A standard survival curve includes the censored patients, noting the censoring times with a mark on the curve at the censoring time. The survival curve only drops at times of (noncensored) events, with a drop given by the ratio of events at that time to the total at risk at that time, including those with later censoring times. So the survival curves for the wonder drug in your example would in fact look quite good, with the few early events leading to small drops in the curve (as the fraction of individuals dying early was small) and then a high survival fraction thereafter.
Also, you're not usually comparing censored to uncensored patients within a single treatment group, as the question seems to suggest.
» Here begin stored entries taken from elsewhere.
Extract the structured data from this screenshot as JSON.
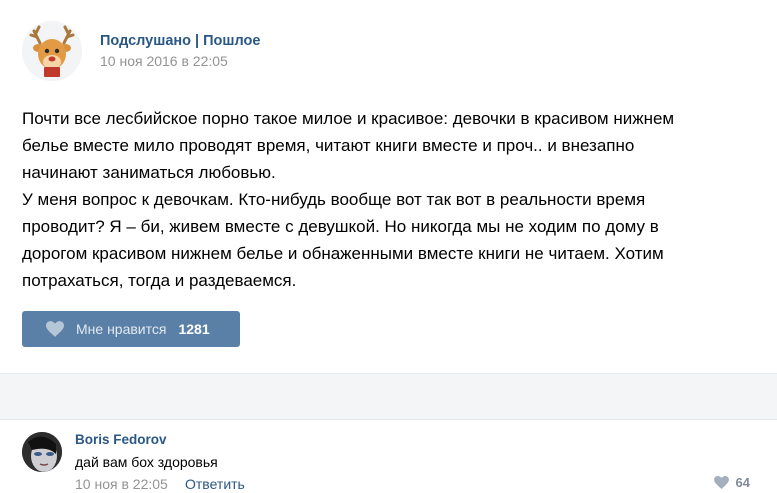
{
  "post": {
    "group_name": "Подслушано | Пошлое",
    "date": "10 ноя 2016 в 22:05",
    "text_lines": [
      "Почти все лесбийское порно такое милое и красивое: девочки в красивом нижнем",
      "белье вместе мило проводят время, читают книги вместе и проч.. и внезапно",
      "начинают заниматься любовью.",
      "У меня вопрос к девочкам. Кто-нибудь вообще вот так вот в реальности время",
      "проводит? Я – би, живем вместе с девушкой. Но никогда мы не ходим по дому в",
      "дорогом красивом нижнем белье и обнаженными вместе книги не читаем. Хотим",
      "потрахаться, тогда и раздеваемся."
    ],
    "like_label": "Мне нравится",
    "like_count": "1281"
  },
  "comment": {
    "author": "Boris Fedorov",
    "text": "дай вам бох здоровья",
    "date": "10 ноя в 22:05",
    "reply_label": "Ответить",
    "like_count": "64"
  },
  "colors": {
    "link": "#2a5885",
    "like_button": "#5b80a7",
    "muted": "#939393",
    "band": "#f4f5f7"
  },
  "icons": {
    "group_avatar": "deer-avatar",
    "like": "heart-icon",
    "comment_like": "heart-icon"
  }
}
Rather, you're comparing the timing of events in treatment group A to those in treatment group B. So in a test of a poor drug A versus wonder drug B, there would be many events/deaths in group A and few in group B, or at least events would tend to happen earlier in group A.
If most patients in group B are "cured" and they are not otherwise at high risk of death, then the "survival times" of the censored individuals in that group would mostly be determined by the duration of the study. A longer survival time for censored versus non-censored individuals may just mean that the study went on long enough to pick up most of those who were not "cured" by drug B.